The GAO report noted that the EPA's own estimates of savings from remediation reform range from $1.2 billion to $2.1 billion annually, depending on how broad the reforms are.

The GAO report, "Hazardous Waste: Remediation Waste Requirements Can Increase the Time and Cost of Cleanups," says: "Three key requirements under the Resource Conservation and Recovery Act that govern hazardous waste management-land disposal restrictions, minimum technological requirements and requirements for permits-can have negative effects when they are applied to waste from cleanups. The requirements have been successful at preventing further contamination from ongoing industrial operations, according to EPA cleanup managers.

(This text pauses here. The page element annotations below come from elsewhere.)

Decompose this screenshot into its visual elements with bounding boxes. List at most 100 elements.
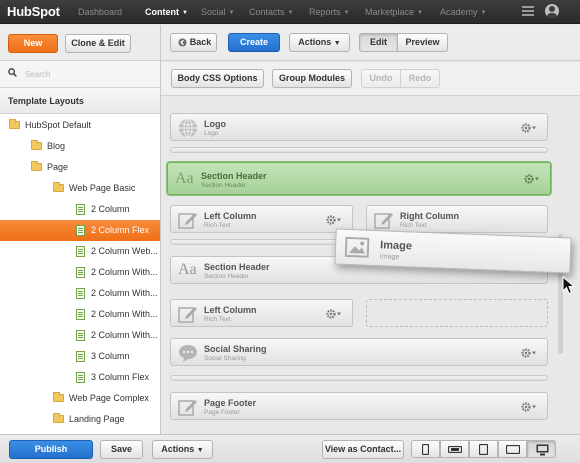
new-button[interactable]: New — [8, 34, 58, 53]
module-right-column[interactable]: Right Column Rich Text — [366, 205, 548, 233]
globe-icon — [179, 118, 197, 138]
folder-icon — [53, 182, 64, 192]
folder-icon — [9, 119, 20, 129]
gear-dropdown-icon[interactable] — [524, 174, 540, 184]
tree-item-blog[interactable]: Blog — [0, 136, 160, 157]
chevron-down-icon: ▼ — [480, 10, 487, 16]
chevron-down-icon: ▼ — [196, 447, 204, 454]
nav-social[interactable]: Social ▼ — [201, 7, 234, 17]
device-tablet-portrait[interactable] — [469, 440, 498, 458]
folder-icon — [31, 161, 42, 171]
chevron-down-icon: ▼ — [417, 10, 423, 16]
hubspot-logo[interactable]: HubSpot — [7, 4, 60, 19]
tree-item-2-column[interactable]: 2 Column — [0, 199, 160, 220]
module-section-header-drop-target[interactable]: Aa Section Header Section Header — [167, 162, 551, 195]
nav-reports[interactable]: Reports ▼ — [309, 7, 349, 17]
mouse-cursor-icon — [562, 276, 575, 295]
view-as-contact-button[interactable]: View as Contact... — [322, 440, 404, 459]
device-phone-portrait[interactable] — [411, 440, 440, 458]
module-left-column[interactable]: Left Column Rich Text — [170, 205, 353, 233]
template-page-icon — [76, 330, 85, 341]
template-page-icon — [76, 246, 85, 257]
edit-pencil-icon — [178, 400, 197, 416]
user-avatar-icon[interactable] — [545, 4, 559, 18]
gear-dropdown-icon[interactable] — [521, 123, 537, 133]
template-page-icon — [76, 351, 85, 362]
back-arrow-icon — [178, 38, 187, 47]
tree-item-landing-page[interactable]: Landing Page — [0, 409, 160, 430]
tablet-landscape-icon — [506, 445, 520, 454]
edit-pencil-icon — [374, 213, 393, 229]
row-spacer — [170, 375, 548, 381]
module-social-sharing[interactable]: Social Sharing Social Sharing — [170, 338, 548, 366]
template-page-icon — [76, 309, 85, 320]
tree-item-web-page-basic[interactable]: Web Page Basic — [0, 178, 160, 199]
folder-icon — [53, 392, 64, 402]
text-aa-icon: Aa — [178, 261, 197, 278]
save-button[interactable]: Save — [100, 440, 143, 459]
folder-icon — [31, 140, 42, 150]
edit-toggle[interactable]: Edit — [359, 33, 398, 52]
template-page-icon — [76, 372, 85, 383]
bottom-actions-dropdown[interactable]: Actions ▼ — [152, 440, 213, 459]
create-button[interactable]: Create — [228, 33, 280, 52]
edit-pencil-icon — [178, 307, 197, 323]
nav-content[interactable]: Content ▼ — [145, 7, 188, 17]
template-layouts-heading: Template Layouts — [0, 88, 160, 114]
gear-dropdown-icon[interactable] — [326, 215, 342, 225]
module-left-column-2[interactable]: Left Column Rich Text — [170, 299, 353, 327]
tree-item-3-column-flex[interactable]: 3 Column Flex — [0, 367, 160, 388]
chevron-down-icon: ▼ — [343, 10, 350, 16]
folder-icon — [53, 413, 64, 423]
tree-item-2-column-with-1[interactable]: 2 Column With... — [0, 262, 160, 283]
template-page-icon — [76, 267, 85, 278]
menu-icon[interactable] — [522, 6, 534, 16]
tree-item-2-column-web[interactable]: 2 Column Web... — [0, 241, 160, 262]
device-desktop[interactable] — [527, 440, 556, 458]
chevron-down-icon: ▼ — [287, 10, 294, 16]
sidebar: New Clone & Edit Search Template Layouts… — [0, 25, 161, 434]
actions-dropdown[interactable]: Actions ▼ — [289, 33, 350, 52]
nav-marketplace[interactable]: Marketplace ▼ — [365, 7, 423, 17]
nav-academy[interactable]: Academy ▼ — [440, 7, 486, 17]
search-input[interactable]: Search — [25, 70, 50, 79]
nav-contacts[interactable]: Contacts ▼ — [249, 7, 293, 17]
search-icon — [8, 68, 17, 77]
chevron-down-icon: ▼ — [228, 10, 235, 16]
body-css-options-button[interactable]: Body CSS Options — [171, 69, 264, 88]
row-spacer — [170, 147, 548, 153]
redo-button[interactable]: Redo — [400, 69, 440, 88]
tree-item-2-column-with-2[interactable]: 2 Column With... — [0, 283, 160, 304]
tree-item-2-column-flex[interactable]: 2 Column Flex — [0, 220, 160, 241]
tree-item-hubspot-default[interactable]: HubSpot Default — [0, 115, 160, 136]
phone-landscape-icon — [448, 446, 462, 453]
undo-button[interactable]: Undo — [361, 69, 401, 88]
module-page-footer[interactable]: Page Footer Page Footer — [170, 392, 548, 420]
tree-item-2-column-with-4[interactable]: 2 Column With... — [0, 325, 160, 346]
group-modules-button[interactable]: Group Modules — [272, 69, 352, 88]
clone-edit-button[interactable]: Clone & Edit — [65, 34, 131, 53]
preview-toggle[interactable]: Preview — [397, 33, 448, 52]
gear-dropdown-icon[interactable] — [521, 348, 537, 358]
template-page-icon — [76, 225, 85, 236]
top-nav: HubSpot Dashboard Content ▼ Social ▼ Conta… — [0, 0, 580, 24]
phone-icon — [422, 444, 429, 455]
tree-item-page[interactable]: Page — [0, 157, 160, 178]
tree-item-3-column[interactable]: 3 Column — [0, 346, 160, 367]
device-phone-landscape[interactable] — [440, 440, 469, 458]
text-aa-icon: Aa — [175, 170, 194, 187]
publish-button[interactable]: Publish — [9, 440, 93, 459]
gear-dropdown-icon[interactable] — [326, 309, 342, 319]
back-button[interactable]: Back — [170, 33, 217, 52]
nav-dashboard[interactable]: Dashboard — [78, 7, 122, 17]
secondary-toolbar: Body CSS Options Group Modules Undo Redo — [161, 62, 580, 96]
gear-dropdown-icon[interactable] — [521, 402, 537, 412]
empty-drop-zone[interactable] — [366, 299, 548, 327]
chevron-down-icon: ▼ — [333, 40, 341, 47]
device-tablet-landscape[interactable] — [498, 440, 527, 458]
tree-item-web-page-complex[interactable]: Web Page Complex — [0, 388, 160, 409]
module-logo[interactable]: Logo Logo — [170, 113, 548, 141]
sidebar-actions: New Clone & Edit — [0, 25, 160, 61]
tree-item-2-column-with-3[interactable]: 2 Column With... — [0, 304, 160, 325]
search-bar[interactable]: Search — [0, 61, 160, 88]
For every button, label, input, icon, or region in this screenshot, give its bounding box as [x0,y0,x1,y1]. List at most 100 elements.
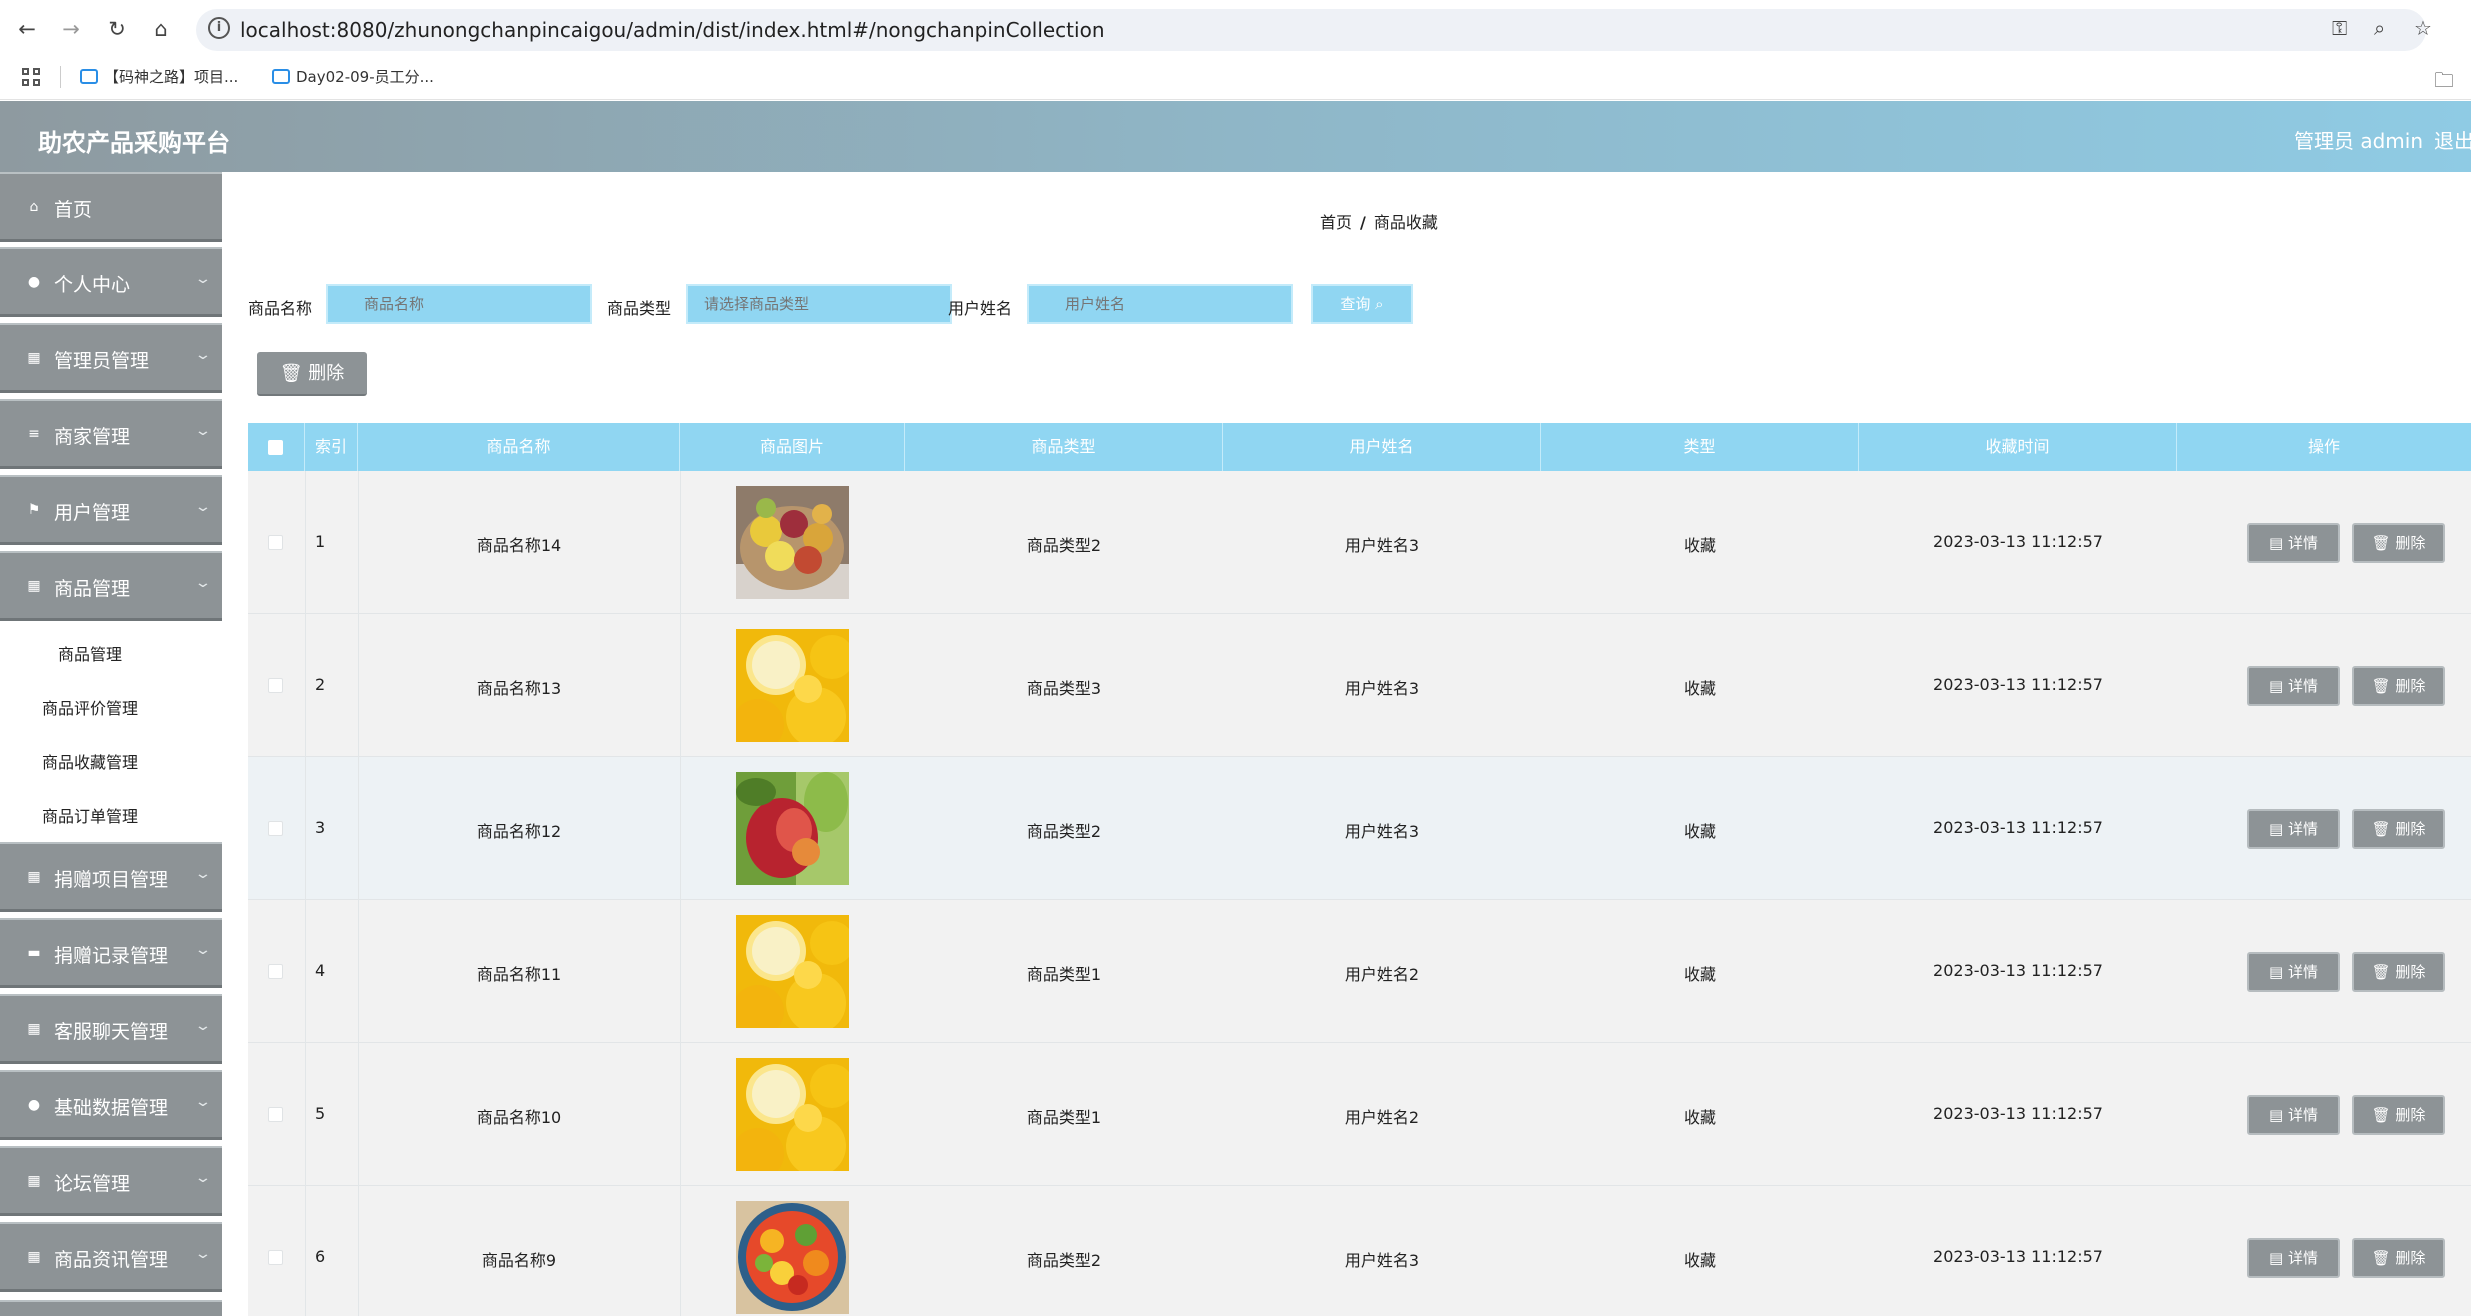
sidebar-item-label: 基础数据管理 [54,1097,169,1119]
forward-icon[interactable]: → [56,14,86,44]
query-button[interactable]: 查询 ⌕ [1311,284,1413,324]
grid-icon: ▦ [27,1021,41,1037]
bulk-delete-button[interactable]: 🗑 删除 [257,352,367,396]
sidebar: ⌂ 首页 ● 个人中心 ⌄ ▦ 管理员管理 ⌄ ≡ 商家管理 ⌄ ⚑ 用户管理 … [0,172,224,1316]
row-checkbox[interactable] [268,1107,283,1122]
select-all-checkbox[interactable] [268,440,283,455]
cell-time: 2023-03-13 11:12:57 [1933,961,2103,980]
header-time: 收藏时间 [1859,423,2177,471]
sidebar-item-label: 用户管理 [54,502,131,524]
product-type-select[interactable] [686,284,952,324]
sidebar-item-users[interactable]: ⚑ 用户管理 ⌄ [0,475,222,545]
sidebar-item-partial[interactable] [0,1300,222,1316]
delete-button[interactable]: 🗑 删除 [2352,809,2445,849]
detail-button[interactable]: ▤ 详情 [2247,666,2340,706]
delete-button[interactable]: 🗑 删除 [2352,1238,2445,1278]
row-checkbox[interactable] [268,964,283,979]
bookmarks-divider [60,66,61,88]
apps-icon[interactable] [22,68,42,88]
chevron-down-icon: ⌄ [194,866,212,882]
delete-button[interactable]: 🗑 删除 [2352,1095,2445,1135]
detail-button[interactable]: ▤ 详情 [2247,952,2340,992]
bookmark-label: 【码神之路】项目... [104,68,239,86]
trash-icon: 🗑 [2371,677,2391,695]
browser-toolbar: ← → ↻ ⌂ i localhost:8080/zhunongchanpinc… [0,0,2471,58]
header-actions: 操作 [2307,437,2340,456]
product-name-input[interactable] [326,284,592,324]
sidebar-item-home[interactable]: ⌂ 首页 [0,172,222,242]
delete-button[interactable]: 🗑 删除 [2352,952,2445,992]
product-image [736,915,849,1028]
sidebar-item-merchants[interactable]: ≡ 商家管理 ⌄ [0,399,222,469]
delete-button[interactable]: 🗑 删除 [2352,666,2445,706]
cell-user: 用户姓名3 [1344,679,1420,698]
chevron-down-icon: ⌄ [194,1170,212,1186]
sidebar-subitem-reviews[interactable]: 商品评价管理 [42,695,138,719]
key-icon[interactable]: ⚿ [2332,16,2347,40]
sidebar-item-personal[interactable]: ● 个人中心 ⌄ [0,247,222,317]
header-index: 索引 [305,423,358,471]
folder-icon[interactable]: 🗀 [2434,66,2454,100]
delete-label: 删除 [2395,963,2426,981]
grid-icon: ▦ [27,1249,41,1265]
reload-icon[interactable]: ↻ [102,14,132,44]
cell-time: 2023-03-13 11:12:57 [1933,1104,2103,1123]
detail-button[interactable]: ▤ 详情 [2247,523,2340,563]
document-icon: ▤ [2269,534,2284,552]
table-row: 2 商品名称13 商品类型3 用户姓名3 收藏 2023-03-13 11:12… [248,614,2471,757]
sidebar-item-label: 捐赠项目管理 [54,869,169,891]
sidebar-subitem-collections[interactable]: 商品收藏管理 [42,749,138,773]
cell-index: 5 [315,1104,326,1123]
sidebar-subitem-products[interactable]: 商品管理 [58,641,122,665]
back-icon[interactable]: ← [12,14,42,44]
detail-button[interactable]: ▤ 详情 [2247,1238,2340,1278]
logout-link[interactable]: 退出 [2434,125,2471,154]
sidebar-item-label: 客服聊天管理 [54,1021,169,1043]
url-text[interactable]: localhost:8080/zhunongchanpincaigou/admi… [240,18,1105,42]
sidebar-item-label: 首页 [54,199,93,221]
row-checkbox[interactable] [268,821,283,836]
cell-time: 2023-03-13 11:12:57 [1933,1247,2103,1266]
bookmark-item[interactable]: Day02-09-员工分... [272,66,434,87]
cell-name: 商品名称9 [481,1251,557,1270]
product-image [736,629,849,742]
cell-kind: 收藏 [1683,536,1716,555]
site-info-icon[interactable]: i [208,17,230,39]
detail-label: 详情 [2287,677,2318,695]
detail-button[interactable]: ▤ 详情 [2247,809,2340,849]
grid-icon: ▦ [27,1173,41,1189]
bookmark-item[interactable]: 【码神之路】项目... [80,66,238,87]
sidebar-item-base-data[interactable]: ● 基础数据管理 ⌄ [0,1070,222,1140]
row-checkbox[interactable] [268,535,283,550]
grid-icon: ▦ [27,350,41,366]
row-checkbox[interactable] [268,678,283,693]
sidebar-item-donation-records[interactable]: ▬ 捐赠记录管理 ⌄ [0,918,222,988]
sidebar-subitem-orders[interactable]: 商品订单管理 [42,803,138,827]
sidebar-item-chat[interactable]: ▦ 客服聊天管理 ⌄ [0,994,222,1064]
zoom-icon[interactable]: ⌕ [2374,16,2385,40]
home-icon[interactable]: ⌂ [146,14,176,44]
document-icon: ▤ [2269,963,2284,981]
sidebar-item-admins[interactable]: ▦ 管理员管理 ⌄ [0,323,222,393]
breadcrumb-home[interactable]: 首页 [1320,213,1352,232]
chevron-down-icon: ⌄ [194,942,212,958]
bulk-delete-label: 删除 [308,363,345,384]
user-name-input[interactable] [1027,284,1293,324]
header-image: 商品图片 [680,423,905,471]
cell-kind: 收藏 [1683,822,1716,841]
cell-kind: 收藏 [1683,965,1716,984]
row-checkbox[interactable] [268,1250,283,1265]
sidebar-item-products[interactable]: ▦ 商品管理 ⌄ [0,551,222,621]
app-header: 助农产品采购平台 管理员 admin 退出 [0,101,2471,172]
list-icon: ≡ [28,426,40,442]
sidebar-item-news[interactable]: ▦ 商品资讯管理 ⌄ [0,1222,222,1292]
grid-icon: ▦ [27,869,41,885]
star-icon[interactable]: ☆ [2414,16,2432,40]
product-image [736,1058,849,1171]
table-row: 5 商品名称10 商品类型1 用户姓名2 收藏 2023-03-13 11:12… [248,1043,2471,1186]
sidebar-item-forum[interactable]: ▦ 论坛管理 ⌄ [0,1146,222,1216]
detail-button[interactable]: ▤ 详情 [2247,1095,2340,1135]
delete-button[interactable]: 🗑 删除 [2352,523,2445,563]
sidebar-item-donation-projects[interactable]: ▦ 捐赠项目管理 ⌄ [0,842,222,912]
document-icon: ▤ [2269,1106,2284,1124]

"However, when the requirements are applied to remediation waste, which includes sludge, debris and contaminated soil or groundwater that is excavated or moved during a cleanup, they can pose barriers to cleanups. Because much remediation waste does not pose a significant threat to human health and the environment, subjecting it to these three requirements in particular can compel parties to perform cleanups that are more stringent than the EPA, the states, industry or national environmental groups believe are necessary to address the level of risk, increasing the time and cost of cleanups. Consequently, EPA and state program managers and industry representatives maintain, parties often try to avoid triggering the requirements by containing waste in place or by abandoning cleanups entirely."

The issue has plagued business for years, noted several pro-reform observers.

"It's been here for the past several years in that many RCRA reforms have been achieved through the regulatory and legislative processes. But there still is a regulatory glitch with respect to remediation waste, where RCRA imposes remediation requirements on a one-size-fits-all basis," said Geoff Hurwitz, the Washington-based director of government relations for the Rohm & Haas Co. in Philadelphia.

"The statute makes no distinction between remediation and process waste. The law requires companies to deal with waste from remediation the same way they would deal with process waste under the mixture and derived-from rule. In shorthand, that means all process wastes are generally treated as hazardous wastes.

"Under this one-size-fits-all approach, even remediation wastes are treated as hazardous waste, which drives up the cost and doesn't yield any commensurate benefit," added Mr. Hurwitz.

"The EPA says when you dig up a shovelful of contaminated soil, you have just generated a waste, which means you cannot put it back down on the ground unless it meets land disposal restrictions and is in a minimum technology unit," said CMA's Ms. Kellogg.

The derived-from rule says that anything that is derived from a hazardous waste must be managed as a hazardous waste. The mixed-with rule says that anything that is mixed with a hazardous waste must be managed as a hazardous waste, she pointed out.

"The regulators at EPA say, 'We're caught in a box, and we can't let you out.' "

"This is not a major reform of RCRA. It's what we call a rifle shot. The idea is to get a very narrow change. This is directed solely at so-called remediation waste," said Harvey Alter, director-resource policy at the U.S. Chamber of Commerce in Washington.

"The proposal is to simplify it," he said.